Il est vrai que la confusion est générale concernant ces deux spécialités. Même sur Wikipédia, la prospective et la futurologie sont amalgamée. Implicitement, la futurologie n’y est pas prise au sérieux, au motif que ce ne serait pas une science.

Quoi qu’il en soit, en français, s’il existe des termes différents, il y a au moins des nuances. En l’occurrence :

·        La prospective se fait à partir de données statistiques. Il s’agit d’imaginer le futur proche, à 5 ans maximum, en combinant des séries d’observations chiffrées. Par exemple : l’évolution du cours de l’aluminium, du prix de l’immobilier et quelques autres séries statistiques permettent d’anticiper les besoins en main d’œuvre dans le secteur du bâtiment.

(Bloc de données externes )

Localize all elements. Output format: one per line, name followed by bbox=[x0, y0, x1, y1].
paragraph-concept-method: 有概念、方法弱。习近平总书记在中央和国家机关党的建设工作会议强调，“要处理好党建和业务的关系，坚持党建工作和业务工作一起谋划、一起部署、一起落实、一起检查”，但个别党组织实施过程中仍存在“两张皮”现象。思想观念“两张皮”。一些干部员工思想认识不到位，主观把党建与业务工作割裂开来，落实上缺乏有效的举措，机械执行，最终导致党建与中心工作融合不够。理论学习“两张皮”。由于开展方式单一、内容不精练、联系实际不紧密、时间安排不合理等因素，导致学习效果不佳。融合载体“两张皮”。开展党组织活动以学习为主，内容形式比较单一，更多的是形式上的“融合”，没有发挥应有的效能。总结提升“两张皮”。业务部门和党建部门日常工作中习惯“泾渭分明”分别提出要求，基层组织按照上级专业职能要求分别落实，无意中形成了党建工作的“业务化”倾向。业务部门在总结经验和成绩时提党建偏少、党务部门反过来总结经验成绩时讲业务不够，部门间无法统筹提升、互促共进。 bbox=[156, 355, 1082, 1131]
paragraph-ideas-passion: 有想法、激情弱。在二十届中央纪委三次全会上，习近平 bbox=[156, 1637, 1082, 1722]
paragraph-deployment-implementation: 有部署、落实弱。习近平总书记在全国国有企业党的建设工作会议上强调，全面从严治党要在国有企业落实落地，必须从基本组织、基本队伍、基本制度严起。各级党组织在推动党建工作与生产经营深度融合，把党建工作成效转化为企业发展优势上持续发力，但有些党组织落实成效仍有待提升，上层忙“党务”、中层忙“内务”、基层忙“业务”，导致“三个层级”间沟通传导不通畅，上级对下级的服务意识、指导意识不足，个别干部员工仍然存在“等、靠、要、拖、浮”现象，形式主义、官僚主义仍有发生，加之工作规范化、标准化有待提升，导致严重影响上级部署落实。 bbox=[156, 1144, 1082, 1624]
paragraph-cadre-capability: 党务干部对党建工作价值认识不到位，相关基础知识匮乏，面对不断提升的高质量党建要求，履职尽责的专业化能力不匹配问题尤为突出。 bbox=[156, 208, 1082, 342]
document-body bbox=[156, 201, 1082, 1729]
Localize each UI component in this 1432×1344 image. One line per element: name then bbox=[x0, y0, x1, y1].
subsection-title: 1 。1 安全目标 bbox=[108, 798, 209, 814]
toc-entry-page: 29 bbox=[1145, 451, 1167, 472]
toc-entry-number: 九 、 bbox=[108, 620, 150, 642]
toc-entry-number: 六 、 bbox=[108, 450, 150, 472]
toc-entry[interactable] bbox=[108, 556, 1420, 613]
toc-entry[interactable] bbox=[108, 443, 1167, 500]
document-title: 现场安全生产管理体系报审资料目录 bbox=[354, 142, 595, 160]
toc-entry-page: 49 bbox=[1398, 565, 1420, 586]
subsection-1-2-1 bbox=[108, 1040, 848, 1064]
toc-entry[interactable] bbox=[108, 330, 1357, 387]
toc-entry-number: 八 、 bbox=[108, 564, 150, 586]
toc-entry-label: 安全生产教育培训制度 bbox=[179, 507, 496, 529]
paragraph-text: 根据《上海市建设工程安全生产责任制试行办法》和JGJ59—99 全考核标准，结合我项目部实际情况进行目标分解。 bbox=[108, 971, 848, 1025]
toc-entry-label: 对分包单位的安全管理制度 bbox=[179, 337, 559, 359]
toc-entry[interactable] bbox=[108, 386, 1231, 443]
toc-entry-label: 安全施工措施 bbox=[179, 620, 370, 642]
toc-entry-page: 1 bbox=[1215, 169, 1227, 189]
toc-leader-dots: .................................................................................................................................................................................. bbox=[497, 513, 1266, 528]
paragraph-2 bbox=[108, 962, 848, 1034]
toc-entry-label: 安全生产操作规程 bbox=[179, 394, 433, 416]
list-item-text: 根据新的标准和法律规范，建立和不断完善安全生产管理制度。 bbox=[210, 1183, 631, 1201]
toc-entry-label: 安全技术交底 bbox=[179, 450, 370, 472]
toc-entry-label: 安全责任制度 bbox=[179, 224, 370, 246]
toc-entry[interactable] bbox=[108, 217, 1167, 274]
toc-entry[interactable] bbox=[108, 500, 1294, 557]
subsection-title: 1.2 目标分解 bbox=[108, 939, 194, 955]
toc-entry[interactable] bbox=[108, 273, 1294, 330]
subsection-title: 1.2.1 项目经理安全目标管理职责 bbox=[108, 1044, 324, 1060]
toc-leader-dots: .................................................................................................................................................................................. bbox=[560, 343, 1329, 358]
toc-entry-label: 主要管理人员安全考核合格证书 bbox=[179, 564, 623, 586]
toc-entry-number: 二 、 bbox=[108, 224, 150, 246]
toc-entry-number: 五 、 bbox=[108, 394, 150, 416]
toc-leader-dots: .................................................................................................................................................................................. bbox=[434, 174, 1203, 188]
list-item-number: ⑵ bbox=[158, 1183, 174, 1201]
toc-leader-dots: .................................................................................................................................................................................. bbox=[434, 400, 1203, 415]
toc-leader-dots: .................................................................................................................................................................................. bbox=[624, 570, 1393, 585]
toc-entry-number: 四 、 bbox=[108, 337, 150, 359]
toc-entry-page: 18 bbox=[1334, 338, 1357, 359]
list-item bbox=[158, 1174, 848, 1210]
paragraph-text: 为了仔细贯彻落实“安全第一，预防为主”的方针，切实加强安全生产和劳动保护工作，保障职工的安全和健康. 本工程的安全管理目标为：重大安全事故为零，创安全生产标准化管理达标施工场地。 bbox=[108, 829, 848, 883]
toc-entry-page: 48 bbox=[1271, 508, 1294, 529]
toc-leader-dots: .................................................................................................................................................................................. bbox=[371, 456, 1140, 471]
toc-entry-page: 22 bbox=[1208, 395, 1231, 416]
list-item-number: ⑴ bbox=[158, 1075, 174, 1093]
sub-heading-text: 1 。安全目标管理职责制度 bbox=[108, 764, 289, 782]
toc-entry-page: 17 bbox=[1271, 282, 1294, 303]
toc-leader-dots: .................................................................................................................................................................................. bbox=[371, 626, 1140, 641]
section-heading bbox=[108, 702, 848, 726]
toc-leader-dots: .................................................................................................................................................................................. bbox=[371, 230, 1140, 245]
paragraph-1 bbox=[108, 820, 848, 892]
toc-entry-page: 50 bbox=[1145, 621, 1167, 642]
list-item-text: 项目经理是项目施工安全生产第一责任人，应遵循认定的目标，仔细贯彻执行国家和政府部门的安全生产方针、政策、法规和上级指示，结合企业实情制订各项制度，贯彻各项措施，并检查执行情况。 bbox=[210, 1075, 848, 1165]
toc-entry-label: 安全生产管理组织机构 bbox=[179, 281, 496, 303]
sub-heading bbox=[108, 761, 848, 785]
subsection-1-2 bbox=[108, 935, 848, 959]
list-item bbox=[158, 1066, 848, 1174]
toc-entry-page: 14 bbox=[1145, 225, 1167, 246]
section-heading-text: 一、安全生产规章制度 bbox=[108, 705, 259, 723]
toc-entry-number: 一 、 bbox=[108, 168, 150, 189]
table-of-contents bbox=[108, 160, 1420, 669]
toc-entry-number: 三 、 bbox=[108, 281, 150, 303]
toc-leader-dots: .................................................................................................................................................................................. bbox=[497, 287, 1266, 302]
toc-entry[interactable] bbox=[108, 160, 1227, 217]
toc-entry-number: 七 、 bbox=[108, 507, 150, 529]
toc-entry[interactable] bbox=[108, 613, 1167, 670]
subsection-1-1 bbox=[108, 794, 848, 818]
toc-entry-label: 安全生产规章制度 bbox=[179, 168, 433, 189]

·       La futurologie se fixe des objectifs plus lointains (trente ans environ). En étudiant certains « signifiants » du passé récent (plusieurs siècles en arrières mais aussi quelques années voir même parfois quelques mois), elle propose des scenarii à partir de la force et de la trajectoire de ces signifiants et de leurs interactions. Ces signifiants sont recherchés en fonction de la nature des scenarii à proposer. Ils proviennent de travaux artistiques, anthropologiques, historiques, économiques, sociologiques … soit un peu toutes les sciences « moles ».

La qualité du travail d'un futurologue s'évalue sur les critères suivants : créativité des scénarii, choix des signifiants, clarté des explications. Un bon scenario mal argumenté ne sert à rien.

Le travail du prospectiviste permet de qualifier les données de l’année zéro de la base de travail du futurologue.

La futurologie est utilisée pour fabriquer des films de science-fiction ou des scenarii militaires. Elle est surtout utiliser plus faire des plans stratégiques sur la base d’une vision à 30 ans, réactualisée tous les 3 ans.

Le savoir-faire du futurologue repose sur sa capacité à capter des signifiants, à les étudier puis à les mettre en scène dans une histoire crédible. Le futurologue accompagne le stratège dans l’élaboration d’arbitrages politiques.

En France ce savoir-faire est quasiment inconnu. Il devrait gagner du terrain car cette discipline devient stratégique en cette période de mutation.